VMware Cloud Foundation

Issue/Introduction

 


Symptoms:
vSAN health status failed after manually adding hosts to VMware Cloud Foundations workload domain.
 
In the example, screenshot provided note the Cluster failure: Advanced Virtual SAN configuration in sync.
 
You will see the exact miss-configuration with the VSAN.goto11 and Net.TcpipHeapMax settings.
 
 
 


Environment

VMware Cloud Foundation 2.1.x

Resolution

This issue appears after imaging hosts and manually commissioning them in aVMware Cloud Foundations workload domain. For more information, see the Adding and Replacing Hosts section in the Administering VMware Cloud Foundation Guide.
 
It appears that during initial deployment the hosts are configured to have up to 64 hosts in the vSAN cluster. This documented procedure to image hosts does not set these values during the procedure.
 
To reconfigure new hosts:
  1. Open an SSH session to the first ESXi host.
  2. Configure the advanced settings for increased node support on each host in the cluster:

esxcli system settings advanced set -o /VSAN/goto11 -i 1
esecfg-advcfg -g /VSAN/goto11 (To confirm the change)


 

  1. Increase the TCP/IP heap size:

esxcli system settings advanced set –o /Net/TcpipHeapMax –i 1024

  1. Put the ESXi host in maintenance mode and restart.
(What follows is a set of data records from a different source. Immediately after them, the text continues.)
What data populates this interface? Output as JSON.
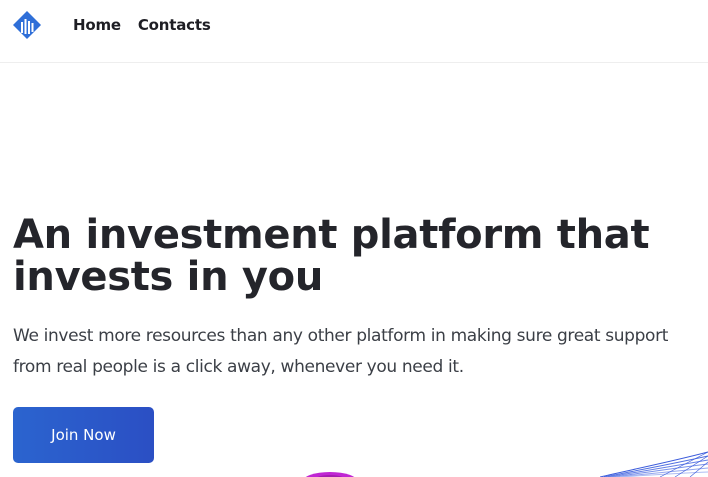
{
  "header": {
    "logo_icon": "diamond-bars-logo-icon",
    "nav": {
      "home_label": "Home",
      "contacts_label": "Contacts"
    }
  },
  "hero": {
    "title": "An investment platform that invests in you",
    "subtitle": "We invest more resources than any other platform in making sure great support from real people is a click away, whenever you need it.",
    "cta_label": "Join Now"
  },
  "colors": {
    "brand_blue": "#2b64cf",
    "logo_blue": "#2f6fd8",
    "decor_purple": "#c026d3",
    "decor_blue": "#3b5bdb"
  }
}
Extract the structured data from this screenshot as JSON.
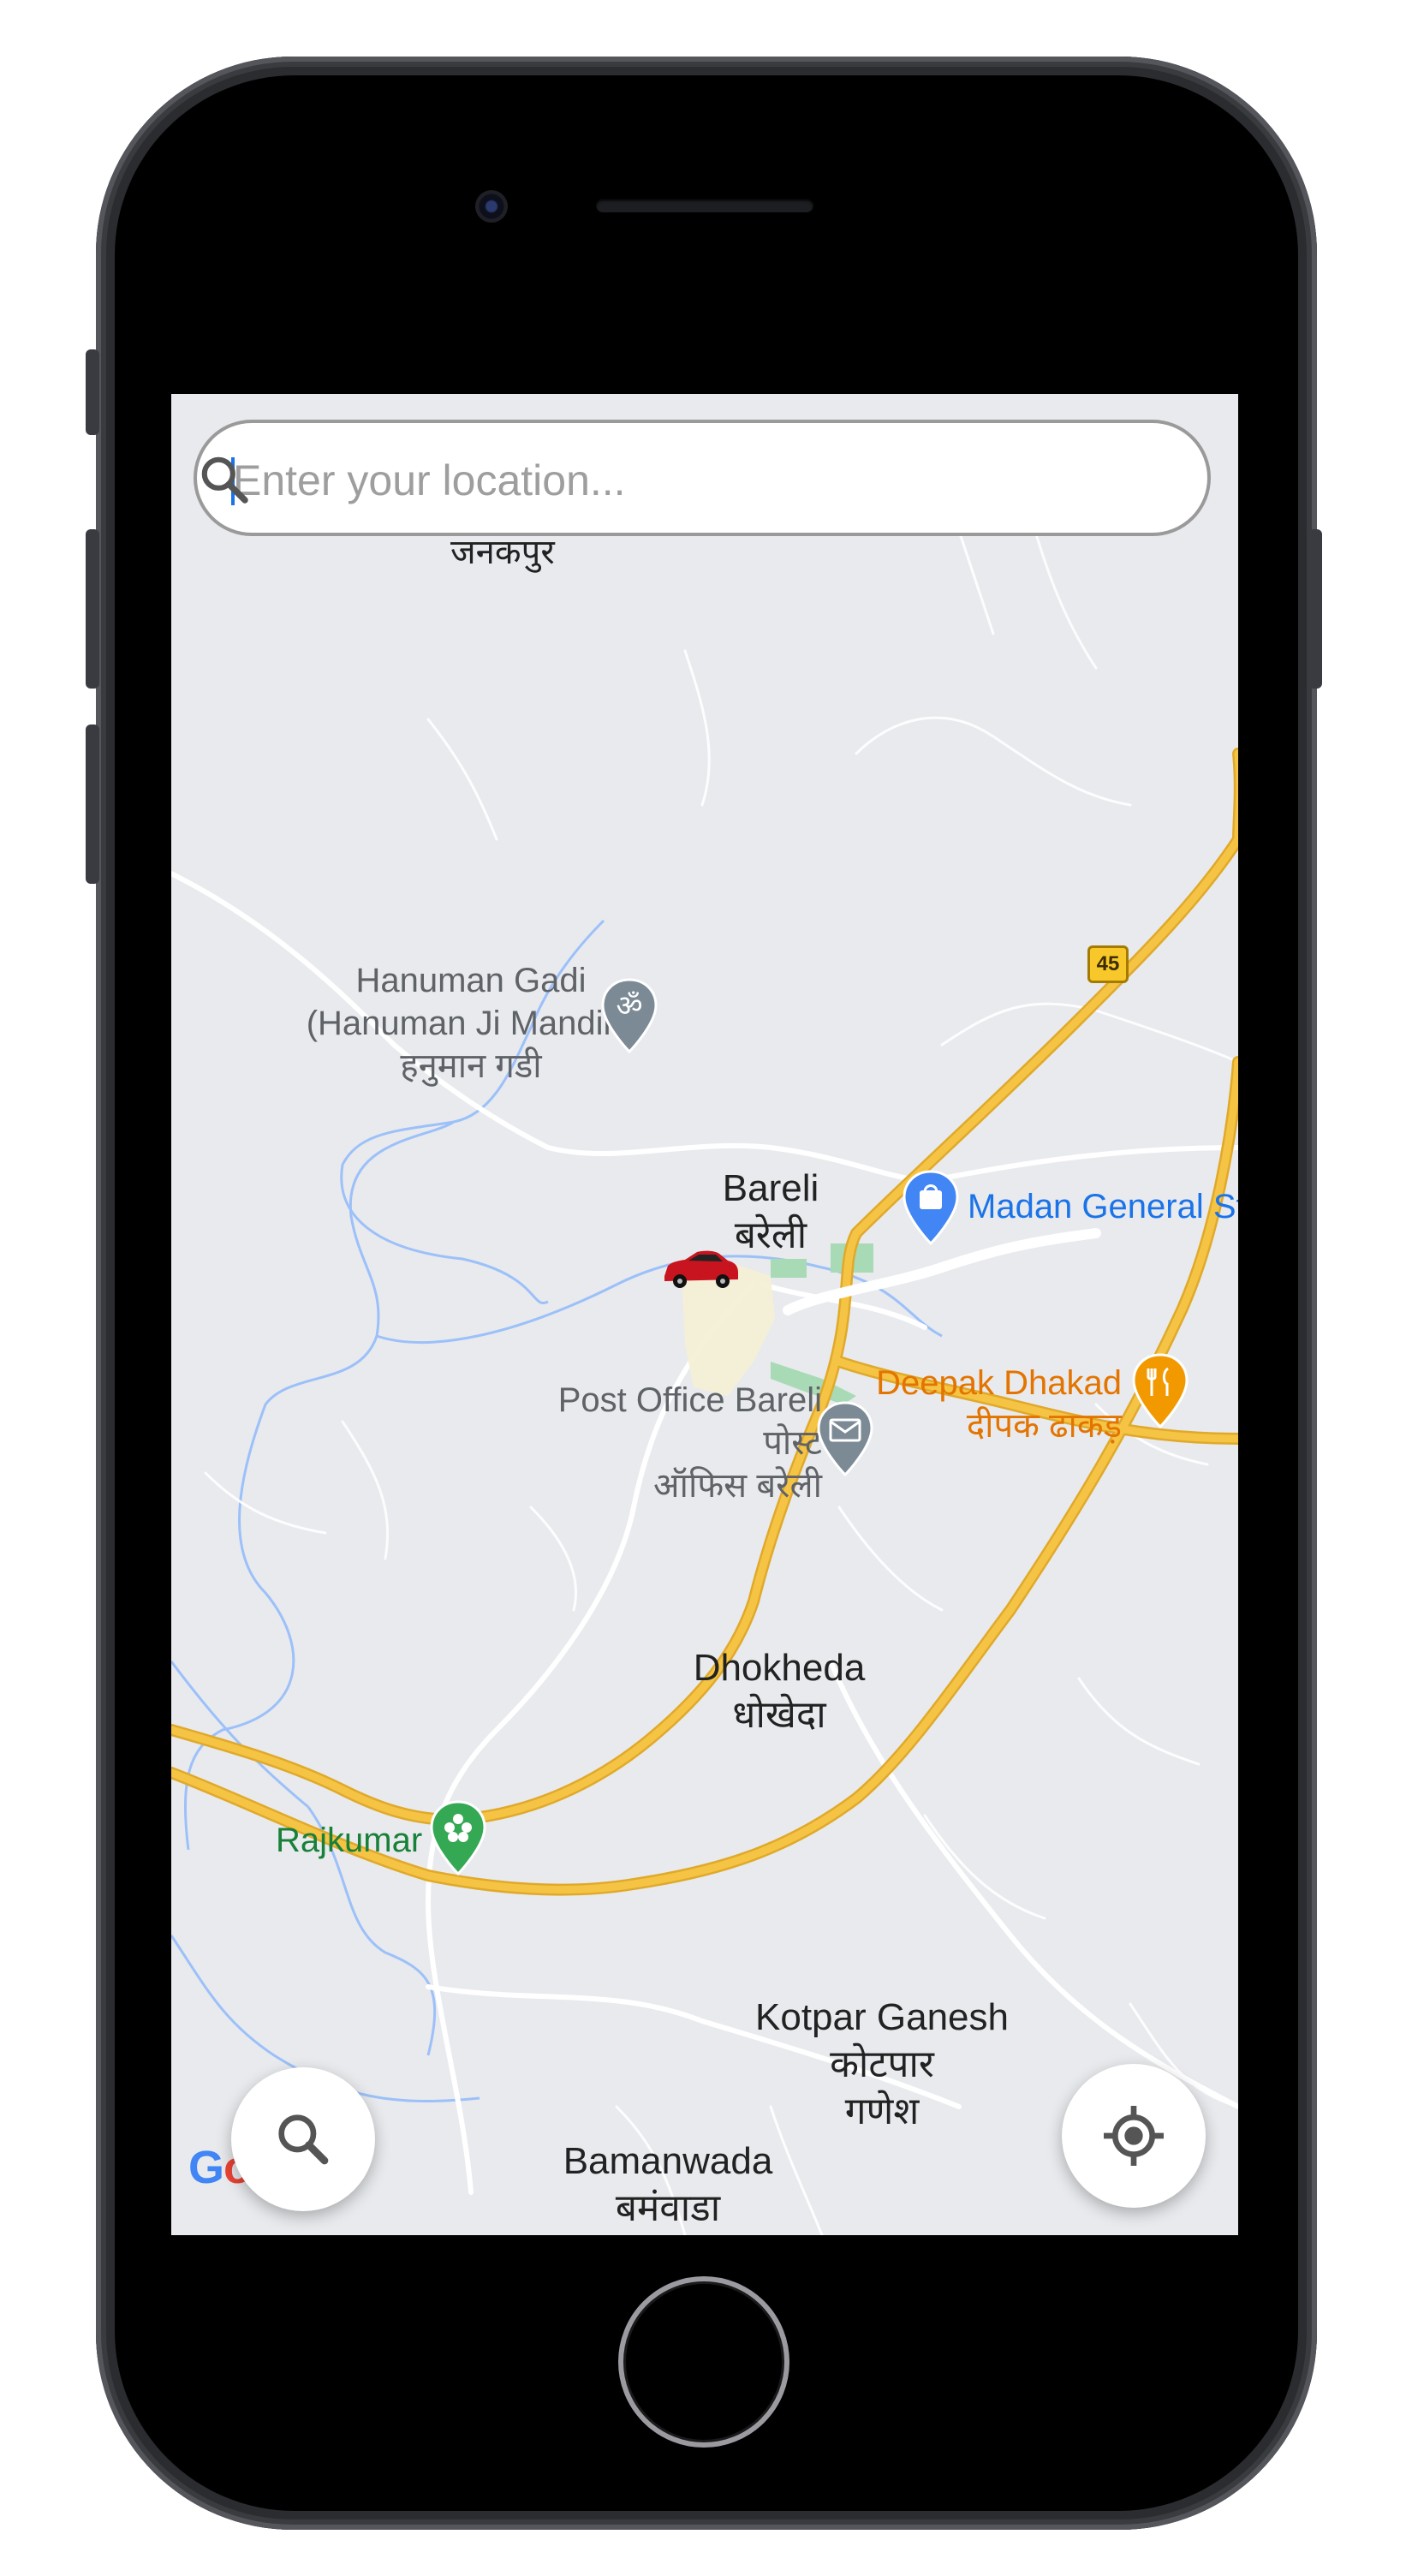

Note: Use the Ensure Accessibility option.

  1. Exit maintenance mode.
  2. Repeat steps 1-6 for each host in the cluster.
  3. Verify the vSAN health.

For more information, see Creating a vSAN 6.x cluster with up to 64 hosts (2110081), defaults for VMware Cloud Foundations hosts.


Additional Information

Creating a vSAN 6.x cluster with up to 64 hosts

Impact/Risks:

Note: Any configuration changes, modification, and reboots of hosts can result in downtime of VMs.